Aktuell stehen für den Hanseaten Solo-Geschichten an, gerade ist "Strange Companions" (Beg Steal and Borrow Records) erschienen, die neue Scheibe unter eigenem Namen. Dirk veröffentlichte bereits ein Jahr nach dem Band-Split seine erste Platte in Eigenregie. 2002 gründete er das alternative Plattenlabel "Tapete Records". Dieses existiert bis heute - allerdings seit fünf Jahren ohne Mitwirken von Darmstaedter. "Ich wollte mich endlich wieder ausschließlich um meine Karriere als Musiker kümmern können", erklärt der charmante Singer/Songwriter seinen Weggang von der eigenen Firma, "das war aber am Ende bei "Tapete" nicht mehr möglich. Mein Partner und ich fingen mit drei Bands an, die wir unter Vertrag hatten. Als ich ging, waren es über 40. Unter solchen Umständen konnte ich meine Künstler-Karriere vergessen."
Darmstaedter fügt hinzu: "Das Beste am Älterwerden ist, "Nein" sagen zu können. Man ist sich mehr und mehr seiner Endlichkeit bewusst. Alles was ich heutzutage tue, mache ich zu 100 Prozent aus Überzeugung! Oder zu 100 Prozent eben nicht. Am Ende meiner Zeit bei "Tapete" - auf die Firma bin ich nach wie vor extrem stolz - konnte ich nicht mehr so agieren, wie ich gerne wollte. Zu viel Geschäft, zu wenig Kreativität. Deshalb musste ich mich von der Sache schweren Herzens befreien. Heute dreht sich in meinem Leben alles nur noch um Musik."
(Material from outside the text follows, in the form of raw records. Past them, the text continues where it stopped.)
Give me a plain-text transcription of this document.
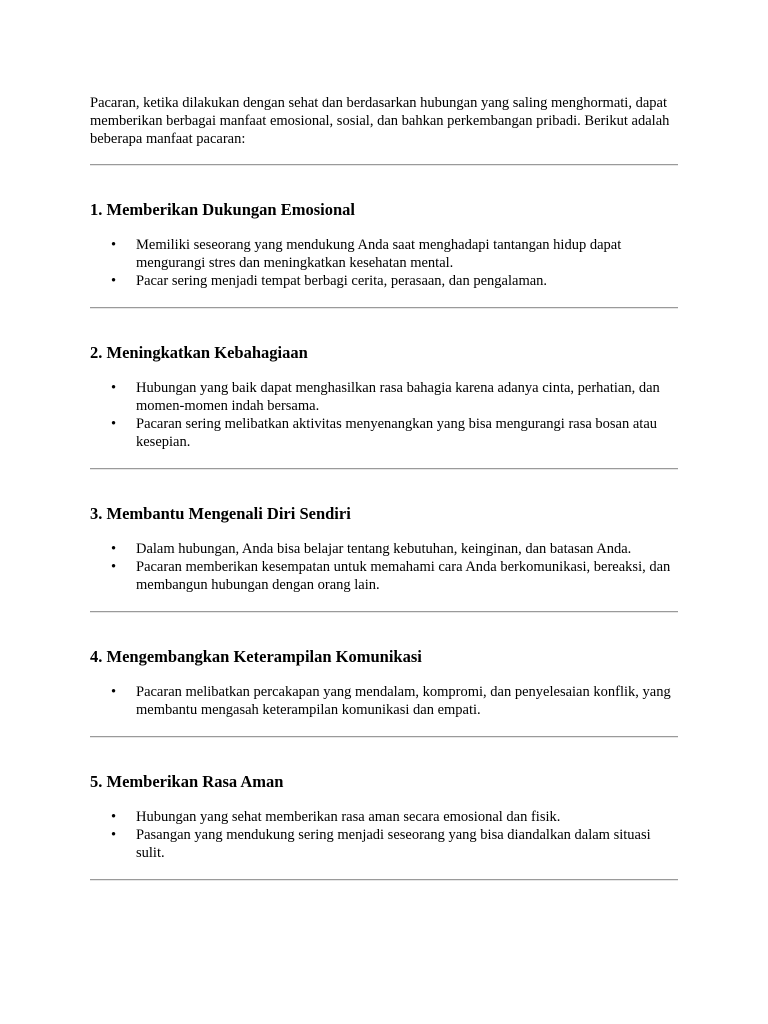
Pacaran, ketika dilakukan dengan sehat dan berdasarkan hubungan yang saling menghormati, dapat memberikan berbagai manfaat emosional, sosial, dan bahkan perkembangan pribadi. Berikut adalah beberapa manfaat pacaran:

1. Memberikan Dukungan Emosional
• Memiliki seseorang yang mendukung Anda saat menghadapi tantangan hidup dapat mengurangi stres dan meningkatkan kesehatan mental.
• Pacar sering menjadi tempat berbagi cerita, perasaan, dan pengalaman.
2. Meningkatkan Kebahagiaan
• Hubungan yang baik dapat menghasilkan rasa bahagia karena adanya cinta, perhatian, dan momen-momen indah bersama.
• Pacaran sering melibatkan aktivitas menyenangkan yang bisa mengurangi rasa bosan atau kesepian.
3. Membantu Mengenali Diri Sendiri
• Dalam hubungan, Anda bisa belajar tentang kebutuhan, keinginan, dan batasan Anda.
• Pacaran memberikan kesempatan untuk memahami cara Anda berkomunikasi, bereaksi, dan membangun hubungan dengan orang lain.
4. Mengembangkan Keterampilan Komunikasi
• Pacaran melibatkan percakapan yang mendalam, kompromi, dan penyelesaian konflik, yang membantu mengasah keterampilan komunikasi dan empati.
5. Memberikan Rasa Aman
• Hubungan yang sehat memberikan rasa aman secara emosional dan fisik.
• Pasangan yang mendukung sering menjadi seseorang yang bisa diandalkan dalam situasi sulit.
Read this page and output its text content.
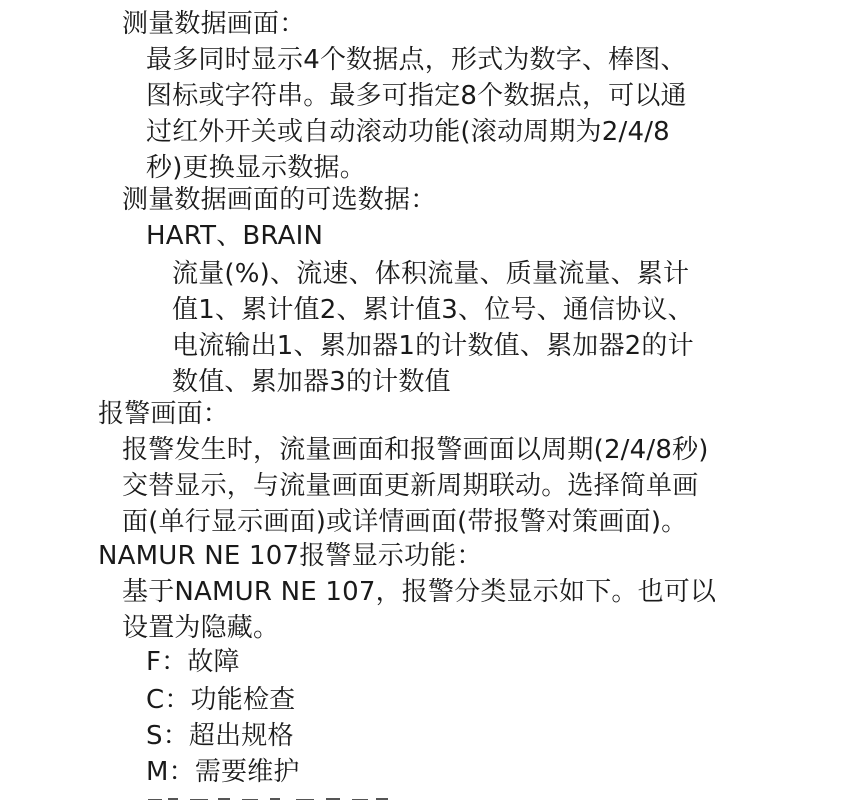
测量数据画面：
最多同时显示4个数据点，形式为数字、棒图、
图标或字符串。最多可指定8个数据点，可以通
过红外开关或自动滚动功能(滚动周期为2/4/8
秒)更换显示数据。
测量数据画面的可选数据：
HART、BRAIN
流量(%)、流速、体积流量、质量流量、累计
值1、累计值2、累计值3、位号、通信协议、
电流输出1、累加器1的计数值、累加器2的计
数值、累加器3的计数值
报警画面：
报警发生时，流量画面和报警画面以周期(2/4/8秒)
交替显示，与流量画面更新周期联动。选择简单画
面(单行显示画面)或详情画面(带报警对策画面)。
NAMUR NE 107报警显示功能：
基于NAMUR NE 107，报警分类显示如下。也可以
设置为隐藏。
F：故障
C：功能检查
S：超出规格
M：需要维护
Entsprechend befreit und auch lässig geht der Hanseat seit langem an neue Musik heran. "Ich möchte völlig losgelöst von allem sein", schwärmt er. "Zum Glück kann ich von Tantiemen aus Jeremy Days-Zeiten ordentlich leben, so dass ich keinerlei Druck ausgesetzt bin. Der einzige Druck, dem ich mich seit Jahren selbst aussetze: Pro Monat will ich mindestens ein Lied fix und fertig auskomponiert haben. Bislang klappt das ganz gut."
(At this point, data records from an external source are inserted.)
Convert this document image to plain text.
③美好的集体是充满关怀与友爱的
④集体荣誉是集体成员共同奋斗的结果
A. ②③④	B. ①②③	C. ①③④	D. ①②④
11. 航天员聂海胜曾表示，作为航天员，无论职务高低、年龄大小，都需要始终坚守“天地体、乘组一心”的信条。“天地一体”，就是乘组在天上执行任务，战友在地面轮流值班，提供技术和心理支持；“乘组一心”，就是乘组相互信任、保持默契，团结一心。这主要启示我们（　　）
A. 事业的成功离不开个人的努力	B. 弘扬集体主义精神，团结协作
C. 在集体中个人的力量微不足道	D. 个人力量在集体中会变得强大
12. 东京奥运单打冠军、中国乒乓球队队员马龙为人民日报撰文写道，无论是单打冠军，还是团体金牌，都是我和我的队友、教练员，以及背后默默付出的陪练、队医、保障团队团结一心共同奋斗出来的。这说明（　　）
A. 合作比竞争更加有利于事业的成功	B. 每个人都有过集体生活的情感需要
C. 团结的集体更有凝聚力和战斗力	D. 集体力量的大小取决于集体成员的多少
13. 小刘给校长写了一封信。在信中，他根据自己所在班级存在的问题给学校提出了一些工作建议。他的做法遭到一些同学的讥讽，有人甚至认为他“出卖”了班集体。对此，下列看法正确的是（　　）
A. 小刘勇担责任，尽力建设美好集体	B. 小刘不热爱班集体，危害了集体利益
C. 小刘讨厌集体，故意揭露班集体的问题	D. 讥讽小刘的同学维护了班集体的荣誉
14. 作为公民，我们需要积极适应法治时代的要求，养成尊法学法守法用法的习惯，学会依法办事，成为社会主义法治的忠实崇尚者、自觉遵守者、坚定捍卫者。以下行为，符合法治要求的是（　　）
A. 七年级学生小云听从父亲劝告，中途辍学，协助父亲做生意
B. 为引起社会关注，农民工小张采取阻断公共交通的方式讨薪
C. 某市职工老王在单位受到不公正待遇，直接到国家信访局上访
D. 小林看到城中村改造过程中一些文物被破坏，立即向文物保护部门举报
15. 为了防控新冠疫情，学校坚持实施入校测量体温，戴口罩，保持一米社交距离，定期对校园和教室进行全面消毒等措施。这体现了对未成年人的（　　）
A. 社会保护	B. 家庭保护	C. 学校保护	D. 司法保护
Nicht ganz so gut klappt es bei Darmstaedter bisweilen mit zwischenmenschlichen Beziehungen - auf diesem Umstand basiert übrigens auch der Titel der neuen Platte, der übersetzt so viel wie "merkwürdige Begleitungen" bedeutet. "Eigentlich gibt es bei mir", meint Dirk, "seit jeher Höhen und Tiefen, was Kumpaneien und Freundschaften angeht. Ich besitze keine sonderlich gute Menschenkenntnis. Zum Glück habe ich eine Ehefrau, die mich in der Regel auf den Boden der Tatsachen zurückbringt, wenn ich mich in einer Person mal wieder getäuscht habe."
Texte sind für ihn ein wichtiger Aspekt seiner Arbeit. "Neue Verse entstehen in der Regel durch Beobachtungen in der Außenwelt", erklärt er. "Ich bin Flaneur und darüber hinaus leidenschaftlicher Spaziergänger. Ich bin zudem noch ein altmodischer Typ, der liebend gerne Bücher liest. Ich schleppe Kladden mit mir rum, die ich unterwegs vollkritzle. Wenn mir also etwas ein- oder auffällt, wird das akribisch notiert. Im besten Falle wird ein Liedtext daraus."
Dirk Darmstadter, demnach ein überzeugter Anachronist? "Unbedingt", lacht er, weil für mich nur so eine altmodische Lebenseinstellung das Dasein interessant gestaltet. Freundschaft und Familie - das Beste, was es für mich gibt. Nur mit diesen Konstanten entsteht glücklich machende Musik."